By EDWYN CHOI

Most people are unable to feel spiders, their spindly legs and round bodies. The species does not matter — recluse, widow, trapdoor; they all run and climb the same, and even the largest tarantulas can squeeze into the tiniest ears. I have found that a spider steals a memory about four times a year, one for each season; that for each spider you kill two more follow suit. 

The first time a spider climbed out of my ear I was six. It was carrying a little crumb in its jaws, and I slammed it under my palm until there was nothing left but goo. I tried to squeeze the memory back into my ear, but it was already lost. I find there is no pain in losing memory — it is only in remembering something that it hurts. 

Most spiders will steal at night. A little slit in the eardrum, and they slip in. On the way out, they sew it back together with their silk. When the victim wakes up, they cannot tell. Maybe there’s a weird dream or a scratching sensation in their head, some general sensation that something’s off. Maybe there’s an odd headache, or one ear’s a bit duller than the other for that day; but people never notice until they try to remember. And even then, they will shrug, because they cannot remember what used to be so important.

I killed spiders for my parents. They wore earplugs at night, though the spiders always found a way in. So I would stay up all night, a flashlight and fly swatter in hand, waiting for that dangling silk thread or those skinny legs dancing across the floor. But those spiders wandered around my father’s heavy eyebags and my mother’s callused hands, coming for me instead, who’d sleep at the corners of classrooms and restaurants and at the back of cafeterias and school buses; eventually, it was the solitude of empty bars and gray cubicles. 
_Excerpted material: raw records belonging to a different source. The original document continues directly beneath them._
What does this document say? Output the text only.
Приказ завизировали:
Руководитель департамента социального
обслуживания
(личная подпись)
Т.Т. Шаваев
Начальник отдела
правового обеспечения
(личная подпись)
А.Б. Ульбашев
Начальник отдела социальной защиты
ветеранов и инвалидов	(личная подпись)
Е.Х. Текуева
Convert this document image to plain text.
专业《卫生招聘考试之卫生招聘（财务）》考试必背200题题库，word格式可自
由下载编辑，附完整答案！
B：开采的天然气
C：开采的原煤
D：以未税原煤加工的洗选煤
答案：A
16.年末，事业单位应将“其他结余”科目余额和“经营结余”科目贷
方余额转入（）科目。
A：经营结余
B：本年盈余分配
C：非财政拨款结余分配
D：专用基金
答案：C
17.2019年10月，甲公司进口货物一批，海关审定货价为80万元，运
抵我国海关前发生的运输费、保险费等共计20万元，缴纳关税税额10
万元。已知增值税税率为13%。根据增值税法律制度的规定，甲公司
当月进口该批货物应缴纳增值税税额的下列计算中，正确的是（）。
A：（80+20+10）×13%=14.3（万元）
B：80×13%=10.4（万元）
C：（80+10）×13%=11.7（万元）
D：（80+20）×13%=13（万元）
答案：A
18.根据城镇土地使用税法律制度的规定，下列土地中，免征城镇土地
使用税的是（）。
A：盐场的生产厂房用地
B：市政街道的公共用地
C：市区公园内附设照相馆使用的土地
When my parents passed away I inherited our little home, a one-story glorified hut secluded in the woods, and there was no one else for the spiders to steal from except for me. I never felt them at first, but little by little I’d wake up feeling as though I missed something: smiles when there was nothing to smile at; tears when there was nothing to cry at. An aching desperation in my heart I couldn’t form into words. 
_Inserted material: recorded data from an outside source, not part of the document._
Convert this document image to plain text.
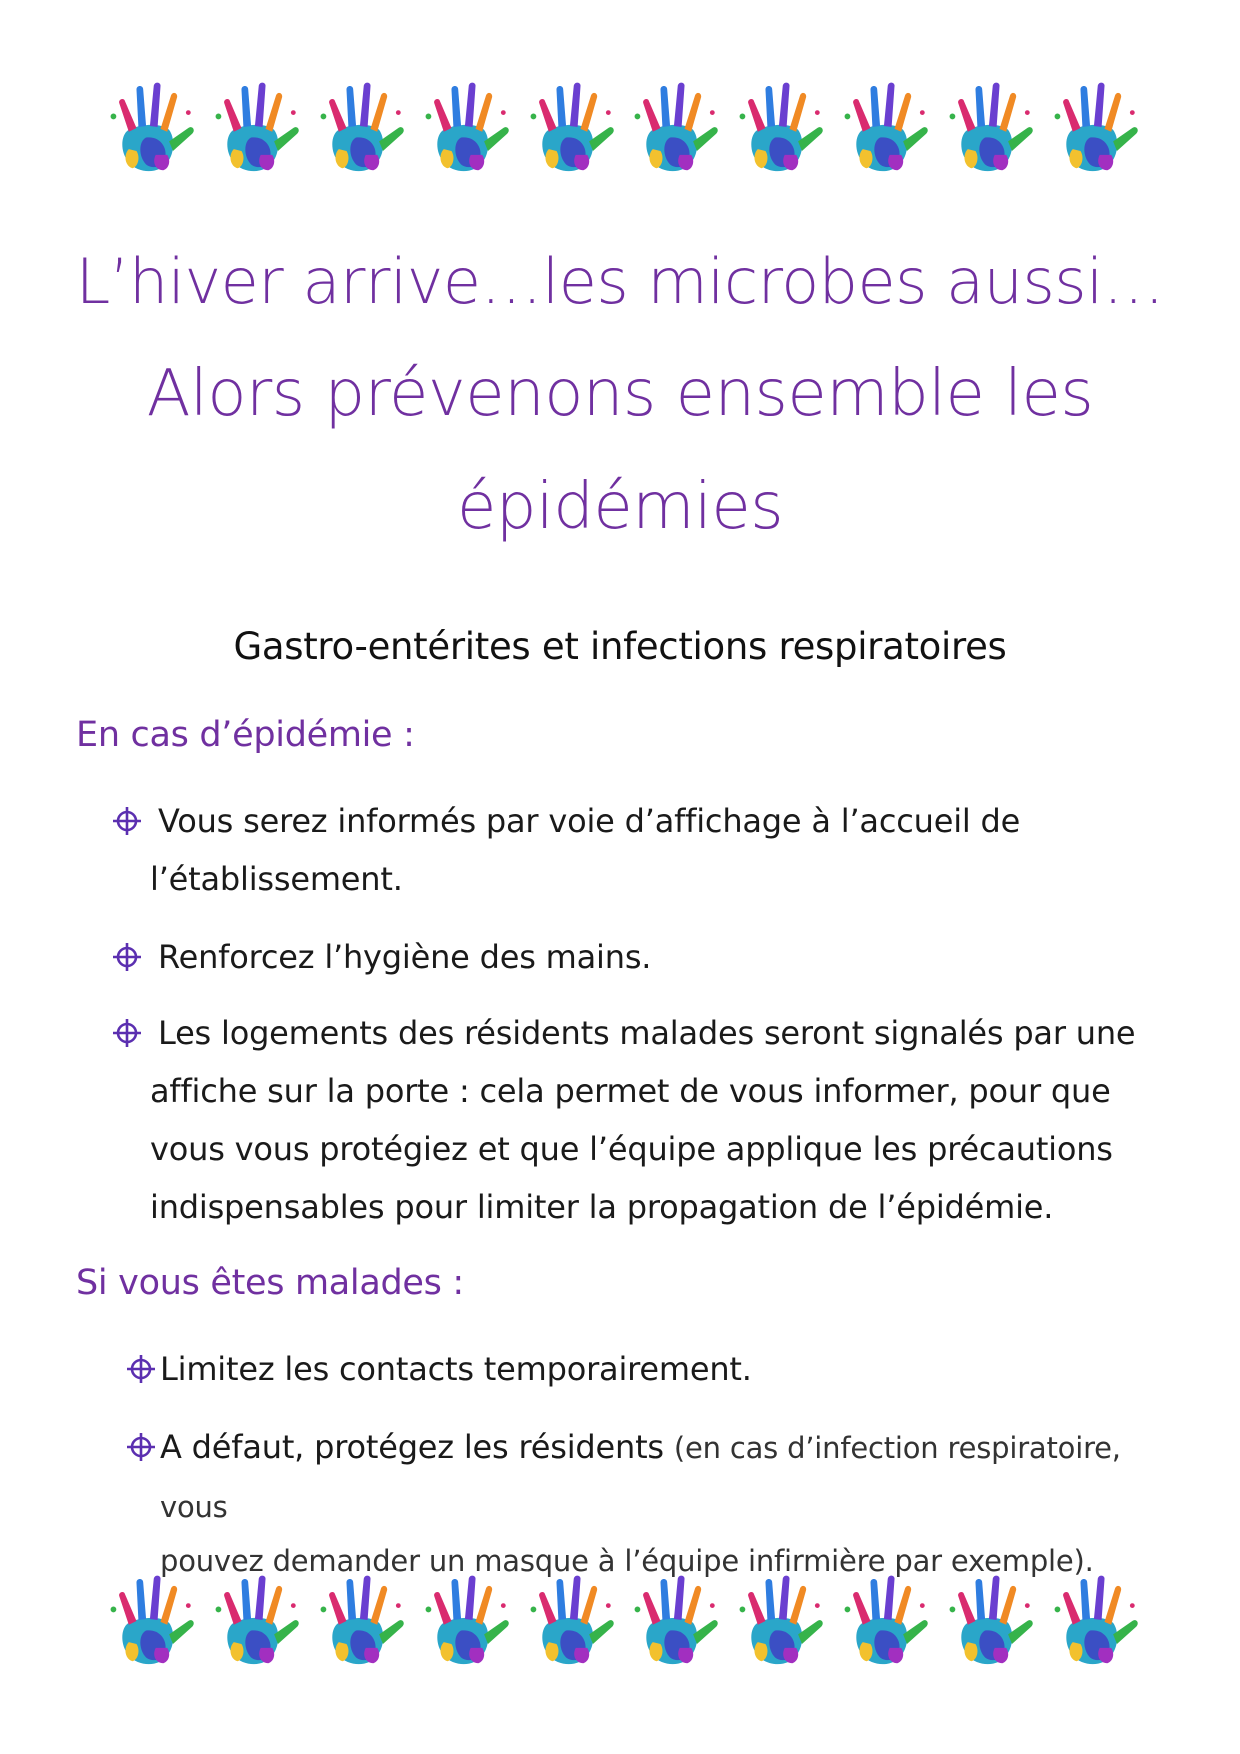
L’hiver arrive…les microbes aussi…
Alors prévenons ensemble les
épidémies
Gastro-entérites et infections respiratoires
En cas d’épidémie :
Vous serez informés par voie d’affichage à l’accueil de
l’établissement.
Renforcez l’hygiène des mains.
Les logements des résidents malades seront signalés par une
affiche sur la porte : cela permet de vous informer, pour que
vous vous protégiez et que l’équipe applique les précautions
indispensables pour limiter la propagation de l’épidémie.
Si vous êtes malades :
Limitez les contacts temporairement.
A défaut, protégez les résidents (en cas d’infection respiratoire, vous
pouvez demander un masque à l’équipe infirmière par exemple).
On some nights they came in droves under doorways and the chinks of window, the creaking floorboards and the leaky ceilings. They grew brazen enough to wait in plain sight, infesting the house like cockroaches; I stopped trying to kill them. One night I woke up to an itch in my ear. It bled with spider’s blood, and a river of tangled bodies and legs drained out of each canal. I do not remember if I was dreaming then or not.
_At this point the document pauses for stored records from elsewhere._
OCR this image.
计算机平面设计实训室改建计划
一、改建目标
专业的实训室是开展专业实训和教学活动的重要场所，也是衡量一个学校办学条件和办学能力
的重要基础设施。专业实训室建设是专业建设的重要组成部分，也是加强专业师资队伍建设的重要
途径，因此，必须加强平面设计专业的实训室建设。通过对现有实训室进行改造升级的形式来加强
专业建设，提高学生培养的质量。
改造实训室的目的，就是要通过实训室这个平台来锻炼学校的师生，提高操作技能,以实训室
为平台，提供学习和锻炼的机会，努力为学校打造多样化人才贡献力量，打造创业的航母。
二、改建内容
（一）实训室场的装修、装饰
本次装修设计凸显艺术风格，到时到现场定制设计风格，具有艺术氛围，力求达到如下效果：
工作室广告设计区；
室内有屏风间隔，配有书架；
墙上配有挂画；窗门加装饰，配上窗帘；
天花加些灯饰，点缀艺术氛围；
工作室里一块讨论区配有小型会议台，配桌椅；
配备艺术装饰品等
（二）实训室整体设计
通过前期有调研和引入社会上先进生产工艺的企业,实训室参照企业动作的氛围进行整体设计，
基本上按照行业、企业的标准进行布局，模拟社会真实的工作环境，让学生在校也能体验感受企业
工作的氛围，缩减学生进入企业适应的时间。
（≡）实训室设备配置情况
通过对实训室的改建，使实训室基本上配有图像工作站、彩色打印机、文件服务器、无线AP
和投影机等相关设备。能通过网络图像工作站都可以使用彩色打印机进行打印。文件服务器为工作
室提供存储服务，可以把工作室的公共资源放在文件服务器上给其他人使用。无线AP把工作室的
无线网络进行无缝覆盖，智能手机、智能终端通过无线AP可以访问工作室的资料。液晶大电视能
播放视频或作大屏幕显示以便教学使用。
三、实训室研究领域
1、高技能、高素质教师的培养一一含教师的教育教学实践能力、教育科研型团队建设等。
They steal from us because they cannot form memories of their own. This is what my research suggests. They are simple creatures; they do not know the experiences of joy and passion, bitterness and spice; what it means to feel. To understand love and compassion, sorrow and pity, the fire and honey of life — spiders have never experienced such things. Their instincts are primal in nature: an understanding of sex and hunger, movement and combat, pain and pleasure. The bare necessities for survival. 

But they’re aware. They know something exists beyond their perception, so they steal. They adapt in cunning ways: sneaking in at night, a chemical-resistant exoskeleton, long legs for fast movement. A spider carries what appears to be a little crumb out of the ear, yellow like a fragment of cheese. This is a cruel act: a memory cannot be reclaimed once a spider splices it. It changes form, becomes alien to the brain, like copper breaching oxygen. Hold a spider’s spoils and one would find it weightless, empty, existing only because one sees its shape and color, only because its weight and feel were imagined. I have held it in my hands. I have watched it vaporize into nothing, though my hands couldn’t feel the difference.

I remember each and every spider I have killed, though it is difficult now to remember people’s faces. Their voices and scents; an accent or dialect, a catch phrase they’d always default to. The shape of their nose, the color of their hair, the hook of their smile. I remember each and every spider I have killed, the dried globs of blood stained on my notebook pages, the fragile feel of their shiny legs crawling out of my ears.

Yet I cannot remember. I cannot remember anything from before I turned eighteen; my notes and diaries remind me of the details: girlfriends, essays, late night talks with friends. College anxieties. Concerns for my memory, anxieties over my life — I have forgotten these. I have forgotten the meaning of language; ‘passion’ is just a word to me. Love, sorrow, loneliness. Those are just words to me, too.

I have begun writing everything I remember in my notebook — the age of my lost memory will climb, from eighteen to nineteen to twenty, from years to decades. Entire blocks of my life will be empty, existing only on paper. But I am not afraid. Nor am I sad. Spiders come in quietly, like a blank envelope slipped under the door, a bridge that learns to sag, a copper statue that begins to rust. Something you never notice until it has changed. Truly changed, empty.

Yet there are spiders and only spiders that fill my head. I hear the echoes of their legs against my skull, feel that scratching sensation behind my eyes. And when I try to reclaim what it was that I have lost, I can only remember that I have forgotten.